The ESC’s safety and performance tests were carried out in an independent laboratory against general safety standards
The manufacturers claim that these devices offer an energy saving or reduction in electricity costs of up to 35%. To test performance, the power consumption of a typical domestic television was measured with and without the energy saving device connected. None of the products showed an energy saving.
Additionally, none of the products passed the safety assessment with problems found, including accessible live parts, absence of an internal fuse protection, supplied with a substandard UK fitted plug, and insufficient resistance to heat and fire.
Although not necessarily an indication of a safety hazard, none of the samples had adequate safety marking, with three of them missing the CE-markingii, which suggests that EU and corresponding UK safety laws are either blatantly not being applied or are being misunderstood.
Martyn Allen, Head of Technical Development at the ESC said:
“The idea of a ‘plug and go’ device that will save money on electricity bills is likely to appeal to people, given the continuing and well publicised rise in energy prices. These devices are appearing with increasing regularity and are widely available online.
While it is cause for concern that these products do not deliver the energy savings claimed by manufacturers, the electrical safety failures are extremely worrying. At best they are a waste of money. At worst they could cause serious injury. We have been liaising with Trading Standards so that appropriate enforcement action can be taken”.

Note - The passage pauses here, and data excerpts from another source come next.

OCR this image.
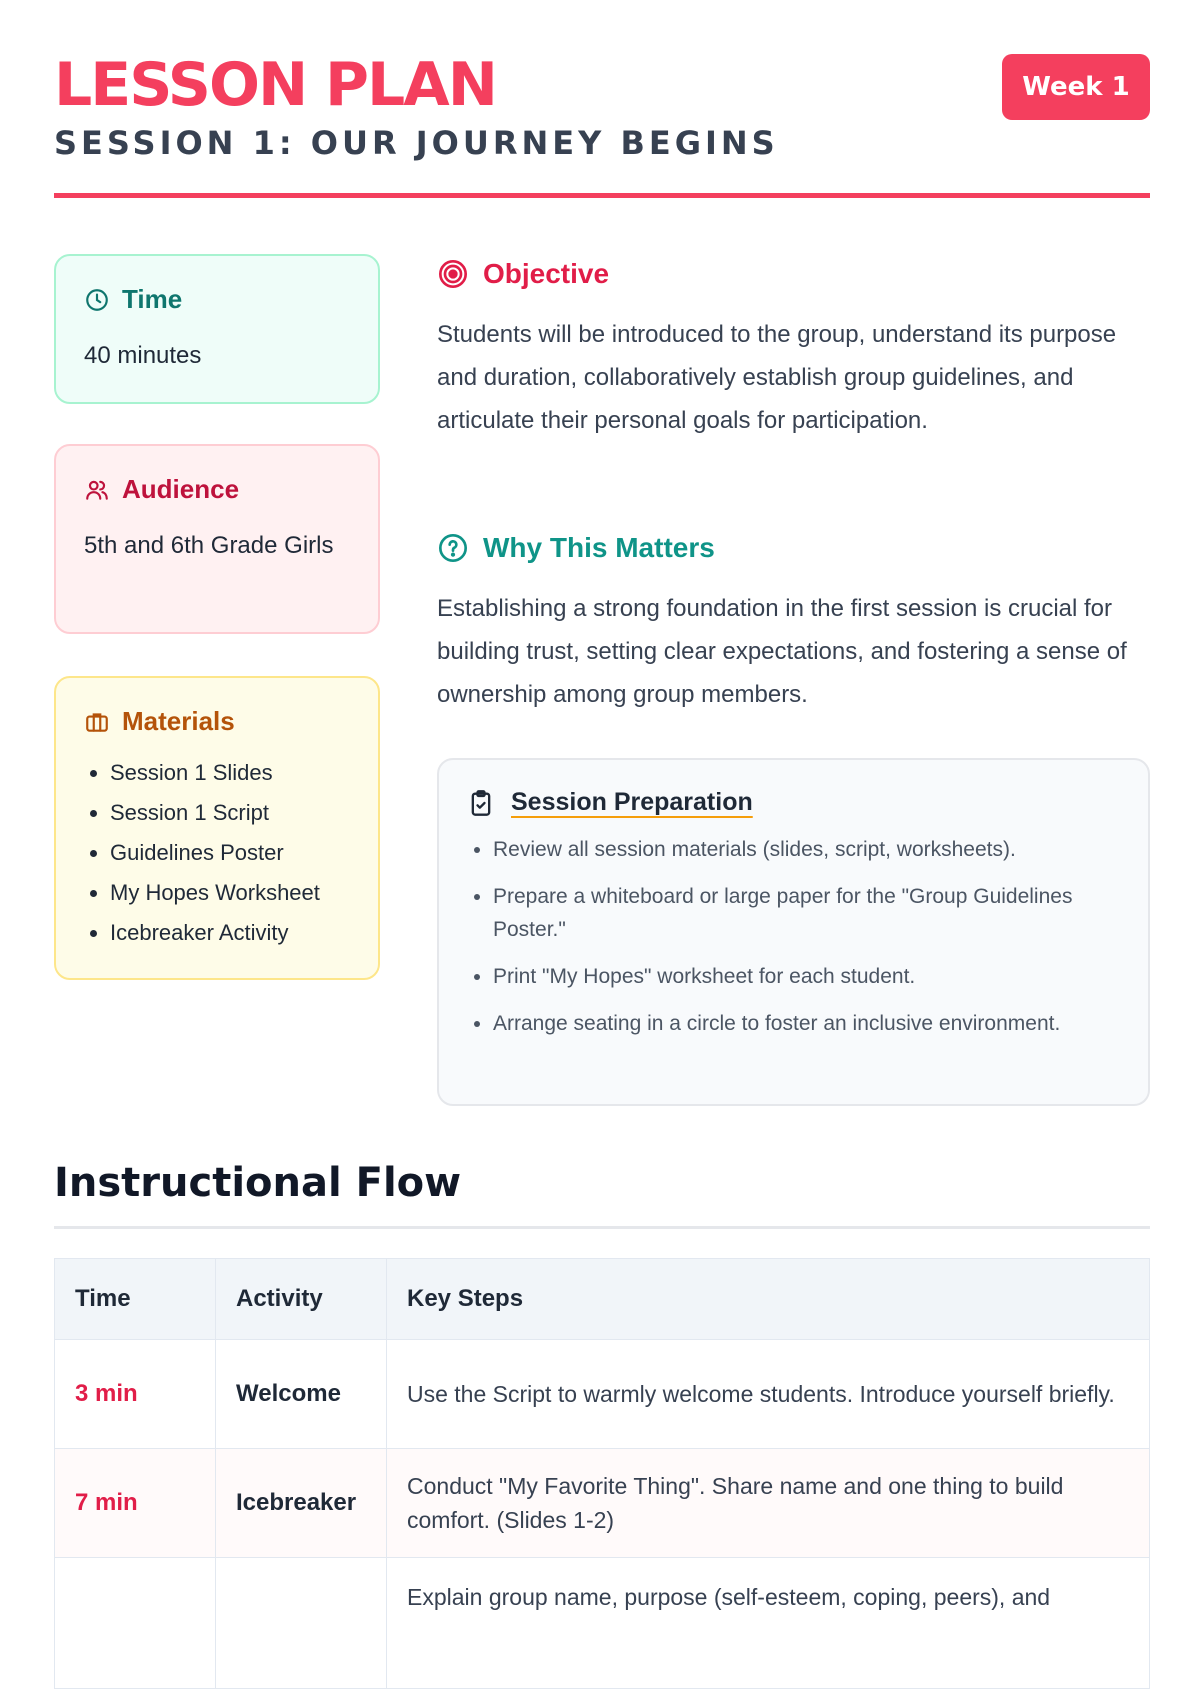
LESSON PLAN
SESSION 1: OUR JOURNEY BEGINS
Week 1
Time
40 minutes
Audience
5th and 6th Grade Girls
Materials
• Session 1 Slides
• Session 1 Script
• Guidelines Poster
• My Hopes Worksheet
• Icebreaker Activity
Objective

Students will be introduced to the group, understand its purpose and duration, collaboratively establish group guidelines, and articulate their personal goals for participation.

Why This Matters

Establishing a strong foundation in the first session is crucial for building trust, setting clear expectations, and fostering a sense of ownership among group members.

Session Preparation
• Review all session materials (slides, script, worksheets).
• Prepare a whiteboard or large paper for the "Group Guidelines Poster."
• Print "My Hopes" worksheet for each student.
• Arrange seating in a circle to foster an inclusive environment.
Instructional Flow
Time	Activity	Key Steps
3 min	Welcome	Use the Script to warmly welcome students. Introduce yourself briefly.
7 min	Icebreaker	Conduct "My Favorite Thing". Share name and one thing to build comfort. (Slides 1-2)
		Explain group name, purpose (self-esteem, coping, peers), and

The Trading Standards Institute's consumer and product safety lead officer Christine Heemskerk said:
"We welcome the recent testing carried out by the ESC on these 'electricity saving devices' - it complements and supports work already carried out by trading standards in this area, and clearly more awareness needs to be raised about these devices.
"We are urging consumers not to use these products as tests have shown that not only they do not deliver tangible energy savings, they also can pose a fire and electrocution risk.